Resulta curioso que algunos de los mejores exégetas de la música de Ravel hayan sido pianistas alejados de la estética romántica: intérpretes caracterizados por su acercamiento a la obra con el respeto «estricto» a la partitura y a los que las licencias interpretativas les son ajenas. Robert Casadesus o Walter Gieseking son algunos de los ejemplos más significativos en tanto que artistas que buscaban el acercamiento lo más objetivo posible a la obra del compositor francés. Pero el caso más llamativo es el del imponente pianista ucraniano Sviatoslav Richter. Sus grabaciones de la música raveliana son referencia indiscutible en cuanto a definición rítmica y colorística así como en el preciosismo con el que nos revela a este compositor que parecía esculpir la música en diamante. Igualmente, sus interpretaciones se pueden considerar fidedignas a la partitura: tal llegó a ser la obsesión del pianista ruso por el respeto a la partitura que, en sus últimos años, él, que había sido capaz de llevar más de ochenta -80- programas de memoria en sus giras, se dedicó a tocar todo con la partitura sobre el piano. Las razones, según su propia confesión, no tenían nada que ver con la pérdida de facultades sino con el respeto total y necesario a la partitura; tocar de memoria podría hacer que un pasaje se tocara diferente a cómo estaba escrito en la partitura. Esta actitud ante la partitura hacía que un compositor de escritura preciosista y minuciosa como Ravel sonara en sus manos -filtrada a través de su amplia cultura literaria y pictórica- de una manera sobrecogedora.
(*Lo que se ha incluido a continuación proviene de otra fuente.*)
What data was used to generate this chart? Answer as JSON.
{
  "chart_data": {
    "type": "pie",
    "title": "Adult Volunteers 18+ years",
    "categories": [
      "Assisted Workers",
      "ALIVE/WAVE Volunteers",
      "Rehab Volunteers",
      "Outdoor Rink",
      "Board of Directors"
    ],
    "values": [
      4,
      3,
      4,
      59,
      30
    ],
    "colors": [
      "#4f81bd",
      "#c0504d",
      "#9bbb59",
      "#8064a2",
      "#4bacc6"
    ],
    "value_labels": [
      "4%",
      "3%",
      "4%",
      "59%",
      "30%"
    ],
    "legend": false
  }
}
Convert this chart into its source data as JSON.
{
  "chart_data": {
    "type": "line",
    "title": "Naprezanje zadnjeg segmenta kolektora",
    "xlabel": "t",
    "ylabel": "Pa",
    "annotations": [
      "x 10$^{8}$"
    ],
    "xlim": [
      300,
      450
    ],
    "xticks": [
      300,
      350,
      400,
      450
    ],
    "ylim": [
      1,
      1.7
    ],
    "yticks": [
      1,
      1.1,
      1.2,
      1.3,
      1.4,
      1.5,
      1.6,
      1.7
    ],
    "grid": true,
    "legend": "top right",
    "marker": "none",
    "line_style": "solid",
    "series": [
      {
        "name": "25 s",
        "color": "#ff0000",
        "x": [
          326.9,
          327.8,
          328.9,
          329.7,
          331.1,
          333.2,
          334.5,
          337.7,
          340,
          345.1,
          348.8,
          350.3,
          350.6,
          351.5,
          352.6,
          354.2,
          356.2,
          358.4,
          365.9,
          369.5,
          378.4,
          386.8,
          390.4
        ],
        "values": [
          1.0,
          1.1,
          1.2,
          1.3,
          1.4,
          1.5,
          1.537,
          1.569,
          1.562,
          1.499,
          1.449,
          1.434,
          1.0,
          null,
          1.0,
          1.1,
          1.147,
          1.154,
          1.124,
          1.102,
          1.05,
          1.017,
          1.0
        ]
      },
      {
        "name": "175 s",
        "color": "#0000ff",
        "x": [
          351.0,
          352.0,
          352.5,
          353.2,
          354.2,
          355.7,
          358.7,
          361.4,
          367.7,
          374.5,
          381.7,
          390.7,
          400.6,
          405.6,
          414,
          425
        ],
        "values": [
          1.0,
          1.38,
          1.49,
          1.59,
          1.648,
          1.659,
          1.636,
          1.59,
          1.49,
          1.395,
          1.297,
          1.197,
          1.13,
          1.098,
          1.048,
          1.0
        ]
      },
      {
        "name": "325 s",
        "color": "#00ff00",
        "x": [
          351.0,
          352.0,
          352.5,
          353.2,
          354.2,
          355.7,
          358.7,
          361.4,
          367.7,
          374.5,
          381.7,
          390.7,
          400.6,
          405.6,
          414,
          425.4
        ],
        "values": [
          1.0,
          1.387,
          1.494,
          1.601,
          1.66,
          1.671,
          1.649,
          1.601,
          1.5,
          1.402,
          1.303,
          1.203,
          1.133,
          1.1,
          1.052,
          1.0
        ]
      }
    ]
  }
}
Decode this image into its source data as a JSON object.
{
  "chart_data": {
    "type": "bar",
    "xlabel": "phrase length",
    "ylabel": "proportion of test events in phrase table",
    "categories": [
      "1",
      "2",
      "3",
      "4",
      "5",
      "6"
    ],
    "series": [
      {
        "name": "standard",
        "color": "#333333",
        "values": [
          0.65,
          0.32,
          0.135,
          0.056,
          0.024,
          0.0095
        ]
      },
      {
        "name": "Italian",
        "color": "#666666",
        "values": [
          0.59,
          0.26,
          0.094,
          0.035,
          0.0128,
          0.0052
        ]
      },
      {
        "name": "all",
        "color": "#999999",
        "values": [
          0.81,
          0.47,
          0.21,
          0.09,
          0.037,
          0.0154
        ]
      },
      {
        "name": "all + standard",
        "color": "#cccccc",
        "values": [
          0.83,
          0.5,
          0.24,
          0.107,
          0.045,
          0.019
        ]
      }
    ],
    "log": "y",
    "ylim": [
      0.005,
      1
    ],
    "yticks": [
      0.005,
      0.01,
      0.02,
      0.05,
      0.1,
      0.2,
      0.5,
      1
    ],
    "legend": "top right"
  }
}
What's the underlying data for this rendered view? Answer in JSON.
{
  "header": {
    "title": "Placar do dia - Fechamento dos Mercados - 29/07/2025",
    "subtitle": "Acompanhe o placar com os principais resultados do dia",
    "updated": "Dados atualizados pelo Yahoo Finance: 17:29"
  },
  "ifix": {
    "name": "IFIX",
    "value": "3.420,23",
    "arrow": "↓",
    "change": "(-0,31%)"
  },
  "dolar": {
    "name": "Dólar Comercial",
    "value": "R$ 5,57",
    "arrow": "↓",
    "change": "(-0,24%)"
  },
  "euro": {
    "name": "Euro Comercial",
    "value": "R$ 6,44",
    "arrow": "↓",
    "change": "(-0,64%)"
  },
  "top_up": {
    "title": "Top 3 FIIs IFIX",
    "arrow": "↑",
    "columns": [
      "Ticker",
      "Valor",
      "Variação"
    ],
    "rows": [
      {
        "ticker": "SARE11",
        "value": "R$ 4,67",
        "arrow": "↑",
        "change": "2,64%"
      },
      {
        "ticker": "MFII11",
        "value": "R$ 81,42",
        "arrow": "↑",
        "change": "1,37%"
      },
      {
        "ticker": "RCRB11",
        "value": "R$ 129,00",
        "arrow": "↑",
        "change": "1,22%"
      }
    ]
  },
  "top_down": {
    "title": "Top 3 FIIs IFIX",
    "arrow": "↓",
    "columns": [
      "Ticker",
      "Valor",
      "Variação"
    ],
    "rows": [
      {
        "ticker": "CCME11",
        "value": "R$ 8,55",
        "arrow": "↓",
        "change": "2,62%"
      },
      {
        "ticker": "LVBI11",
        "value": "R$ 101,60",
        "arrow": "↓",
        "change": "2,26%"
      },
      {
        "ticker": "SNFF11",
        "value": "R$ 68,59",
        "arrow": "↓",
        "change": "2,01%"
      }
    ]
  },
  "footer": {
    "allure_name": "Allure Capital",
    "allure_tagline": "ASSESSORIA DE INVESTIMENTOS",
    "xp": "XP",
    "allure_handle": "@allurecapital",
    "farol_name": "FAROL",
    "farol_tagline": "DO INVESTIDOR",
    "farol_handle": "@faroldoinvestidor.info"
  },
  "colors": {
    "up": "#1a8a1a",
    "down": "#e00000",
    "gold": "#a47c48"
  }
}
De cualquier manera, los intérpretes nombrados anteriormente están en unas esferas que muy pocos consiguen alcanzar. Fuera de ésta hay un grupo de intérpretes que, con mayor o menor suerte, consiguen llamar la atención con su interpretación. Para ejemplo, la pianista Varvara que el pasado lunes visitó la sociedad de conciertos de Alicante y que realizó un recital con momentos muy bellos, como Le plus que lente de Debussy y con fragmentos extraordinariamente conseguidos, como el enorme crescendo que finaliza La Valse de Ravel que la pianista rusa equilibró y proyectó de manera fabulosa. Igualmente hubo momentos no tan satisfactoriamente redondos. Por ejemplo, los Valses nobles y sentimentales de Ravel, obra a la que le tengo, he de confesarlo, una especial querencia por lo que ha significado en mi vida y por la cantidad de belleza -en el sentido más amplio posible- que ha aportado a ella, y que la intérprete rusa llenó de momentos exquisitamente fraseados aunque a veces, y a base de utilizar los mismos recursos una y otra vez, sonaron inconexos y con falta de continuidad, algo que pasó igualmente en la Sonata nº 3 Op. 5 de Brahms que terminó por hacerse -y este es el peligro de esta obra- agotadoramente larga. De cualquier manera, el privilegio de hacer esta obra llevadera lo tienen unos cuantos privilegiados. Por ejemplo, Richter si la hubiera grabado o uno de sus pocos alumnos, el pianista menorquín Ramón Coll que la ofreció no hace tanto en esta ciudad.